Shinto

Le shinto, qui signifie  » voie des dieux « , est la plus ancienne religion du Japon. La foi n’a ni fondateur ni prophètes et il n’existe aucun texte majeur qui expose ses principales croyances. La souplesse de définition qui en résulte pourrait bien être l’une des raisons de la longévité du shinto, et il s’est, par conséquent, tellement imbriqué dans la culture japonaise en général qu’il en est presque inséparable en tant que corps de pensée indépendant.
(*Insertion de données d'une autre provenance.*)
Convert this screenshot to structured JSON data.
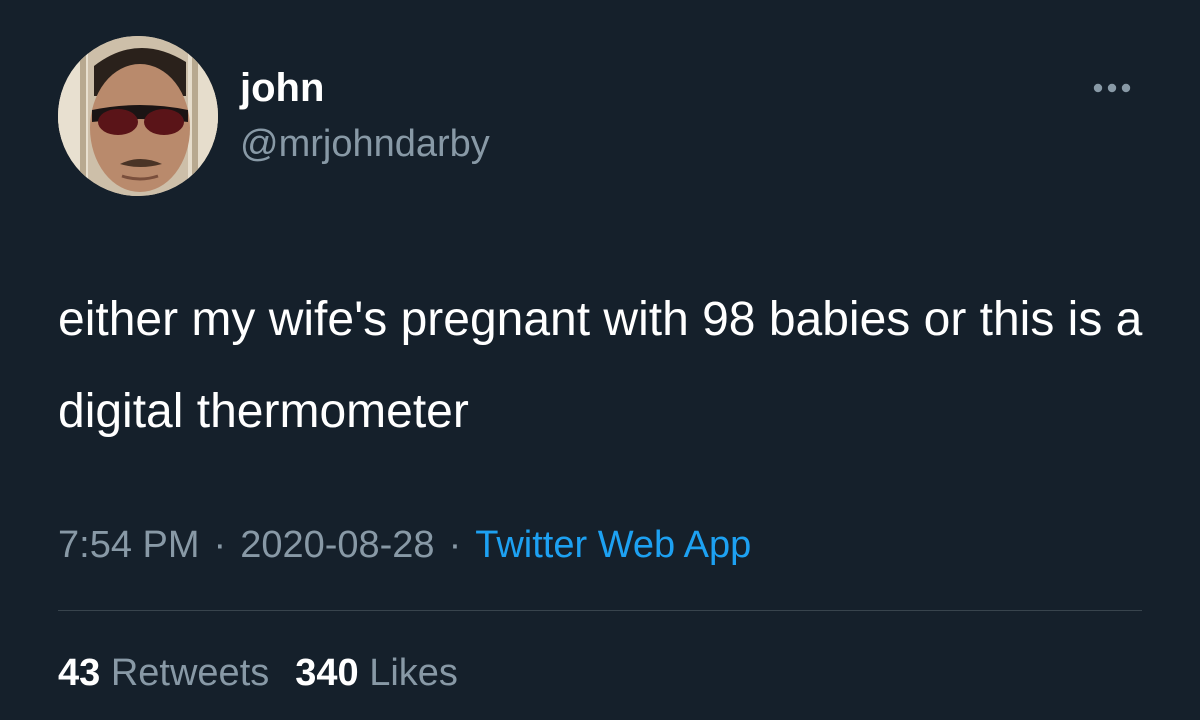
{
  "author": {
    "display_name": "john",
    "handle": "@mrjohndarby"
  },
  "tweet": {
    "text": "either my wife's pregnant with 98 babies or this is a digital thermometer",
    "time": "7:54 PM",
    "separator": "·",
    "date": "2020-08-28",
    "source": "Twitter Web App"
  },
  "stats": {
    "retweets_count": "43",
    "retweets_label": "Retweets",
    "likes_count": "340",
    "likes_label": "Likes"
  },
  "icons": {
    "more": "more-dots-icon",
    "avatar": "avatar-photo"
  },
  "colors": {
    "background": "#15202b",
    "primary_text": "#ffffff",
    "secondary_text": "#8899a6",
    "link": "#1da1f2",
    "divider": "#38444d"
  }
}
Ainsi, les concepts clés du Shinto que sont la pureté, l’harmonie, le respect de la famille et la subordination de l’individu au groupe sont devenus des éléments du caractère japonais, que l’individu revendique ou non une affiliation religieuse.

Origines

Contrairement à de nombreuses autres religions, le Shinto n’a pas de fondateur reconnu. Les peuples de l’ancien Japon avaient depuis longtemps des croyances animistes, vénéraient des ancêtres divins et communiquaient avec le monde des esprits par l’intermédiaire de chamans ; certains éléments de ces croyances ont été incorporés dans la première religion reconnue pratiquée au Japon, le shinto, qui a débuté pendant la période de la culture Yayoi (vers 300 avant notre ère – 300 de notre ère). Par exemple, certains phénomènes naturels et caractéristiques géographiques se sont vus attribuer une divinité. Les plus évidents d’entre eux sont la déesse du soleil Amaterasu et le dieu du vent Susanoo. Les rivières et les montagnes étaient particulièrement importantes, aucune n’étant plus importante que le Mont Fuji, dont le nom dérive du nom Ainu  » Fuchi « , le dieu du volcan.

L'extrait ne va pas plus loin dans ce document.